As we can see in the above image, the x and y variables are divided into 4 different variables with corresponding values.
7) Feature Scaling
As we can see, the age and salary column values are not on the
same scale. A machine learning model is based on Euclidean
distance, and if we do not scale the variable, then it will
cause some issue in our machine learning model.
Euclidean distance is given as:
As can be seen, the values in the age and salary columns are
not on the same scale. A machine learning model is built on
Euclidean distance, and if we don't scale the variable, our
machine learning model will have issues.
The Euclidean distance is calculated as follows:
If we compute any two numbers from age and salary, the salary
values will always outnumber the age values, resulting in an
inaccurate result. To solve this problem, we must use feature
scaling in machine learning.
In machine learning, there are two approaches to achieve
feature scaling
Here, we will use the standardization method for our dataset.
For feature scaling, we will import StandardScaler class of
sklearn.preprocessing library as:
from sklearn.preprocessing import StandardScaler
Now, we will create the object of StandardScaler class for
independent variables or features. And then we will fit and
transform the training dataset.
st_x = StandardScaler()
x_train = st_x.fit_transform(x_train)
For test dataset, we will directly apply transform() function instead of fit_transform() because it is already done in training set.

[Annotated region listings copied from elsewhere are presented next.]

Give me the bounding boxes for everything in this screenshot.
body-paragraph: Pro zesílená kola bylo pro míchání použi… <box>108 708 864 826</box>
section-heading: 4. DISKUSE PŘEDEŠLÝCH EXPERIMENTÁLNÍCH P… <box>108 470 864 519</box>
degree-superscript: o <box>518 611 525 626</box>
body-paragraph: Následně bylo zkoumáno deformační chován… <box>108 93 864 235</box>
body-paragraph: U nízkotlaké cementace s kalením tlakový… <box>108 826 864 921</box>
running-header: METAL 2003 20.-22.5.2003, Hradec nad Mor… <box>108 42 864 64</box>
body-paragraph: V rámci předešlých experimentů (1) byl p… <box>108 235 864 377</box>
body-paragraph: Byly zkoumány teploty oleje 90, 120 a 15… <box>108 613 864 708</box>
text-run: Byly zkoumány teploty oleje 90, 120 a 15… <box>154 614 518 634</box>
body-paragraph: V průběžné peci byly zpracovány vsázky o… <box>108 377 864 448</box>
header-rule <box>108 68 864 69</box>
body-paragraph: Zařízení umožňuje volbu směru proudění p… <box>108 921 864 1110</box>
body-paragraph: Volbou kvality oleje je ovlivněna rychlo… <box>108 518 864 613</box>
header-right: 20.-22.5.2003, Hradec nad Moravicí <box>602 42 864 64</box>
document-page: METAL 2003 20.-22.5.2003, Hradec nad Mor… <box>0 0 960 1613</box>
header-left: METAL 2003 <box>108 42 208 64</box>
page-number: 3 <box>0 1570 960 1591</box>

x_test = st_x.transform(x_test)
Output:
By executing the above lines of code, we will get the scaled
values for x_train and x_test as:
All of the variables are scaled between -1 and 1 in the above
output, as can be seen.
Note: the dependent variable has not been scaled
because there are only two possible values: 0 and 1. However,
if these variables have a wider range of values, we will need
to scale them as well.
Combining all the steps:
#importing libraries
import numpy as nm
import matplotlib.pyplot as mtp
import pandas as pd
#importing datasets
data_set= pd.read_csv('Dataset.csv')
#Extracting Independent Variable
x= data_set.iloc[:, :-1].values
#Extracting Dependent variable
y= data_set.iloc[:, 3].values
#handling missing data(Replacing missing data with the mean value)
from sklearn.preprocessing import Imputer
imputer= Imputer(missing_values ='NaN', strategy='mean', axis = 0)
#Fitting imputer object to the independent varibles x.
imputerimputer= imputer.fit(x[:, 1:3])
#Replacing missing data with the calculated mean value
x[:, 1:3]= imputer.transform(x[:, 1:3])
#for Country Variable
from sklearn.preprocessing import LabelEncoder, OneHotEncoder
label_encoder_x= LabelEncoder()
x[:, 0]= label_encoder_x.fit_transform(x[:, 0])
#Encoding for dummy variables
onehot_encoder= OneHotEncoder(categorical_features= [0])
x= onehot_encoder.fit_transform(x).toarray()
#encoding for purchased variable
labelencoder_y= LabelEncoder()
y= labelencoder_y.fit_transform(y)
# Splitting the dataset into training and test set.
from sklearn.model_selection import train_test_split
x_train, x_test, y_train, y_test= train_test_split(x, y,test_size= 0.2, random_state=0)
#Feature Scaling of datasets
from sklearn.preprocessing import StandardScaler
st_x= StandardScaler()
x_train= st_x.fit_transform(x_train)
x_test= st_x.transform(x_test)
All of the data preprocessing procedures are combined in the above code. Some stages or lines of code, however, are not required for every machine learning models. As a result, we may remove them from our code and reuse it across all models.